Imported onions linked to salmonella outbreak get 650 people sick in 37 states

A salmonella outbreak linked to onions imported from Mexico has sickened more than 650 people across 37 states.

Fresh, whole red, white and yellow onions imported from Chihuahua, Mexico, and distributed by ProSource Inc are subject to the alert, the Centers for Disease Control and Prevention (CDC) said.

Across 37 states, 652 people have gotten sick, with 129 of them getting hospitalized as of Wednesday. The total number of people affected is likely much higher because many people recover from salmonella without being treated or tested for it, according to the CDC.

The distributer voluntarily recalled onions it imported from July 1 to August 27, the Food and Drug Administration said on Thursday.

Impacted onions were last imported on August 27, according to the distributer.

The CDC said onions can last up to three months in storage. Consumers should not buy or eat the affected onions or onions that they don’t know the origins of. 
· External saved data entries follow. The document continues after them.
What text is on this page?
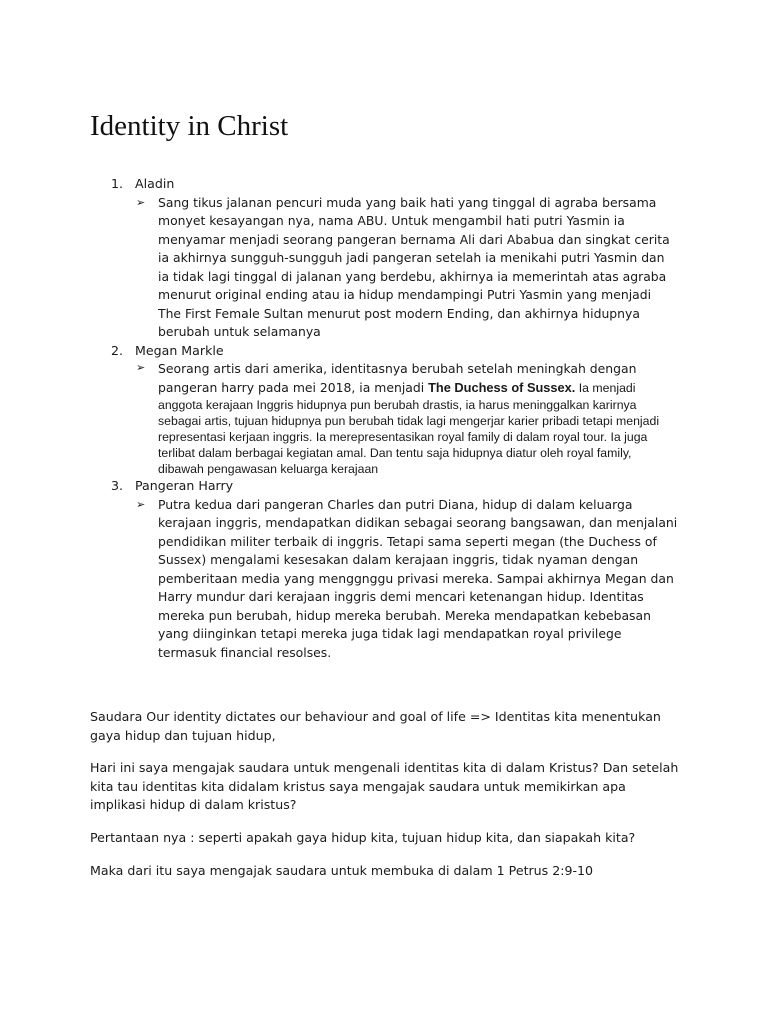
Identity in Christ
1. Aladin
➢ Sang tikus jalanan pencuri muda yang baik hati yang tinggal di agraba bersama monyet kesayangan nya, nama ABU. Untuk mengambil hati putri Yasmin ia menyamar menjadi seorang pangeran bernama Ali dari Ababua dan singkat cerita ia akhirnya sungguh-sungguh jadi pangeran setelah ia menikahi putri Yasmin dan ia tidak lagi tinggal di jalanan yang berdebu, akhirnya ia memerintah atas agraba menurut original ending atau ia hidup mendampingi Putri Yasmin yang menjadi The First Female Sultan menurut post modern Ending, dan akhirnya hidupnya berubah untuk selamanya
2. Megan Markle
➢ Seorang artis dari amerika, identitasnya berubah setelah meningkah dengan pangeran harry pada mei 2018, ia menjadi The Duchess of Sussex. Ia menjadi anggota kerajaan Inggris hidupnya pun berubah drastis, ia harus meninggalkan karirnya sebagai artis, tujuan hidupnya pun berubah tidak lagi mengerjar karier pribadi tetapi menjadi representasi kerjaan inggris. Ia merepresentasikan royal family di dalam royal tour. Ia juga terlibat dalam berbagai kegiatan amal. Dan tentu saja hidupnya diatur oleh royal family, dibawah pengawasan keluarga kerajaan
3. Pangeran Harry
➢ Putra kedua dari pangeran Charles dan putri Diana, hidup di dalam keluarga kerajaan inggris, mendapatkan didikan sebagai seorang bangsawan, dan menjalani pendidikan militer terbaik di inggris. Tetapi sama seperti megan (the Duchess of Sussex) mengalami kesesakan dalam kerajaan inggris, tidak nyaman dengan pemberitaan media yang menggnggu privasi mereka. Sampai akhirnya Megan dan Harry mundur dari kerajaan inggris demi mencari ketenangan hidup. Identitas mereka pun berubah, hidup mereka berubah. Mereka mendapatkan kebebasan yang diinginkan tetapi mereka juga tidak lagi mendapatkan royal privilege termasuk financial resolses.

Saudara Our identity dictates our behaviour and goal of life => Identitas kita menentukan gaya hidup dan tujuan hidup,

Hari ini saya mengajak saudara untuk mengenali identitas kita di dalam Kristus? Dan setelah kita tau identitas kita didalam kristus saya mengajak saudara untuk memikirkan apa implikasi hidup di dalam kristus?

Pertantaan nya : seperti apakah gaya hidup kita, tujuan hidup kita, dan siapakah kita?

Maka dari itu saya mengajak saudara untuk membuka di dalam 1 Petrus 2:9-10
‘Throw away any whole red, white, or yellow onions you have at home that do not have a sticker or packaging,’ the CDC stated. ‘If you can’t tell where the onions are from, don’t buy or eat them.’

The CDC also advised businesses to check storage coolers for the affected onions.

According to the CDC, about 75% of those who became sick ‘ate or possibly ate raw onions or dishes likely containing raw onions before they became sick’.

ProSource said in the recall that the onions were distributed to wholesalers, broadline foodservice customers, and retail stores in mesh sacks ranging from two to 50 pounds and cartons ranging from five to 50 pounds

The onions were distributed by the following brands: Big Bull, Peak Fresh Produce, Sierra Madre, Markon First Crop, Markon Essentials, Rio Blue, ProSource, Rio Valley and Sysco Imperial.

It’s unclear what retailers across the 37 states were selling the onions.

Texas, Oklahoma, Virginia, Maryland and Illinois had the highest numbers of reported cases.

Other states reporting cases were California, Oregon, South Dakota, North Dakota, Utah, Colorado, New Mexico, Nebraska, Kansas, Missouri, Arkansas, Minnesota, Iowa, Wisconsin, Louisiana, Mississippi, Alabama, Tennessee, Georgia, North Carolina, South Carolina, Florida, Kentucky, Indiana, Michigan, Ohio, West Virginia, Pennsylvania, New Jersey, Connecticut, Massachusetts and New York.

Most people infected with salmonella develop symptoms which may include diarrhea, fever and stomach cramps, within six hours to six days after exposure to the bacteria.

Salmonella can last four to seven days, and most people recover without treatment. Children younger than five, adults 65 or older and people with weakened immune systems are more likely to have severe reactions.